05 Jan Downton Abbey
It’s almost here, Anglophiles! Season 3 of Downton Abbey begins on Sunday January 6!
If you want to enhance your Downton experience or find a fix for those days when the suspense around Matthew and Lady Mary’s romance just isn’t enough, you might enjoy some of these titles.
Edwardian Cooking: 80 recipes inspired by Downton Abbey’s elegant meals. Feast like it’s 1913.
Manor House – Reality television as done by PBS. One family gets to be the aristocrats. Everyone else is a servant. If you enjoyed this, you might also enjoy others in this series like Colonial House, Frontier House and 1940s House.
Gosford Park – Surely you’ve seen this dazzling murder mystery, written by Julian Fellowes and starring Maggie Smith?

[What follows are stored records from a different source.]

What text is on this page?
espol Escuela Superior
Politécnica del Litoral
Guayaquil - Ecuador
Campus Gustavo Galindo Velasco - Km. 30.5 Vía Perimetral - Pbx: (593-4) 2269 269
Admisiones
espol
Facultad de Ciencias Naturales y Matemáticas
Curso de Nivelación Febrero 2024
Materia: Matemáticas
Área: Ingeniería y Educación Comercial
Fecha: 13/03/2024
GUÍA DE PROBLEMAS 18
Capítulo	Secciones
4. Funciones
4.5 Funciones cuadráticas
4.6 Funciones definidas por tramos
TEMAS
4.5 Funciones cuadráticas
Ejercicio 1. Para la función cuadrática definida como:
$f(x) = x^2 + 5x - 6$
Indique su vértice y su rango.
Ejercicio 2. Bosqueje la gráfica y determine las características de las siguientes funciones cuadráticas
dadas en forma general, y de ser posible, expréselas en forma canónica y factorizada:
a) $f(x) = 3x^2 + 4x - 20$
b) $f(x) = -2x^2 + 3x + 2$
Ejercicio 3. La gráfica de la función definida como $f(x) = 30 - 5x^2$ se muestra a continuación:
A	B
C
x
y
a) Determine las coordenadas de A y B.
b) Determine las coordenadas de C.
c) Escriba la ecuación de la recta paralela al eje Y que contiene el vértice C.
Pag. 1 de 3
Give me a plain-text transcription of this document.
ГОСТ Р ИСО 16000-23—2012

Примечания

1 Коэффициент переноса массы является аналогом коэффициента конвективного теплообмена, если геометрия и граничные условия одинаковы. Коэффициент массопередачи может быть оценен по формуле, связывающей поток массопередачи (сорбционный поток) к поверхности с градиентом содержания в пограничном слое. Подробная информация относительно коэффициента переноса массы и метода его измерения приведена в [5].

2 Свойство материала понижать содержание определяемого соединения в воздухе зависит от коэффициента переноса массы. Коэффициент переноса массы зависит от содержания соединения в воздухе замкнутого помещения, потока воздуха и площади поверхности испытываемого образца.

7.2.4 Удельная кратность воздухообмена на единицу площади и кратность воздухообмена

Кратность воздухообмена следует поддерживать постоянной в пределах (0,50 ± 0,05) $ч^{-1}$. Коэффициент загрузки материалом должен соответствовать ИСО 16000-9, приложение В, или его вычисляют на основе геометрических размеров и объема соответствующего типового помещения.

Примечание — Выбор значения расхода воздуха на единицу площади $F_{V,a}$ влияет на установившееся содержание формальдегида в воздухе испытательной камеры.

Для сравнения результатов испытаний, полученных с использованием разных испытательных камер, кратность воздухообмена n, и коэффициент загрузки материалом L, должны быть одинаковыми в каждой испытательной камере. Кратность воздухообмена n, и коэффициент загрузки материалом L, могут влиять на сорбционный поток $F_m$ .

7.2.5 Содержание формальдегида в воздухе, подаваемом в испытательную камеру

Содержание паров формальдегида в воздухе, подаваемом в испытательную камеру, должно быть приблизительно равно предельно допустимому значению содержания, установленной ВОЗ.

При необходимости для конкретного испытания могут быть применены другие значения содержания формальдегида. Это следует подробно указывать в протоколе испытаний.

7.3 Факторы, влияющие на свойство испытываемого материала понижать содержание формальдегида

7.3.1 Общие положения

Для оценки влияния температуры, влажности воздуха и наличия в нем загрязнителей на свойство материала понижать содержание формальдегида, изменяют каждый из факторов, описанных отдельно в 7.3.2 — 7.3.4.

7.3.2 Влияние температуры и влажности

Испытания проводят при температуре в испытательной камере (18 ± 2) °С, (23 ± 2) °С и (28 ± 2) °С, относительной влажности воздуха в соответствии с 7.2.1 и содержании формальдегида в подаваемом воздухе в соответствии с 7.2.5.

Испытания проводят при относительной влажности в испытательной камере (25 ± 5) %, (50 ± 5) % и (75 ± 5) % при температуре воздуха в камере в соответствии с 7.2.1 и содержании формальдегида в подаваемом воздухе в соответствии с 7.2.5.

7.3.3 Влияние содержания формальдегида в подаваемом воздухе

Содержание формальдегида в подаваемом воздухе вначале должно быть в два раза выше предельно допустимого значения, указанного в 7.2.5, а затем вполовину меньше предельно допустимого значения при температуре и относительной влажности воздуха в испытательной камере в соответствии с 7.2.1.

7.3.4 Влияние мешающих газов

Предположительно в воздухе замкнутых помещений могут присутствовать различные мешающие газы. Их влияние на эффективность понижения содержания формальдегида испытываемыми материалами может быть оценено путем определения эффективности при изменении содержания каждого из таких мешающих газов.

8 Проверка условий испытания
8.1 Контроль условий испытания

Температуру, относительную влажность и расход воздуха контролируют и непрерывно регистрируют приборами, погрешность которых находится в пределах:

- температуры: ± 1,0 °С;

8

Lady Chatterley’s Lover by DH Lawrence – Censored by the US government and not (legally) available here in all its naughty glory until 1959 (Wikipedia has a great run down on the legal fight to overturn the government’s censorship of the text, including the tantalizing threat of one US senator to read the steamy portions of the book aloud on the Senate floor), DH Lawrence‘s tale of class conflict and smoldering sexuality in the post-World War One Britain is a classic.
Uninvited Guests by Sadie Jones This recent novel from acclaimed British writer Sadie Jones mixes dry wit and dark humour.
Lady Almina and the real Downton Abbey: the lost legacy of Highclere Castle by the Countess of Carnarvon Take a look at the history of the majestic house used for the fictional Downton Abbey.
Fall of Giants by Ken Follett – Grand in size and scope, this 1000+ page novel chronicles the upheaval wrought by the First World War across Europe and the Americas.
The Time Machine by HG Wells I put this book on the list in a nod to the Dowager Countess. After electric lighting and a telephone are installed at Downton, the Dowager exasperatingly says “Sometimes I feel as if I were living in an HG Wells novel.”
The American Heiress by Daisy Godwin A wealthy American named Cora marries into the British aristocracy near the turn of the 20th century. Sound familiar?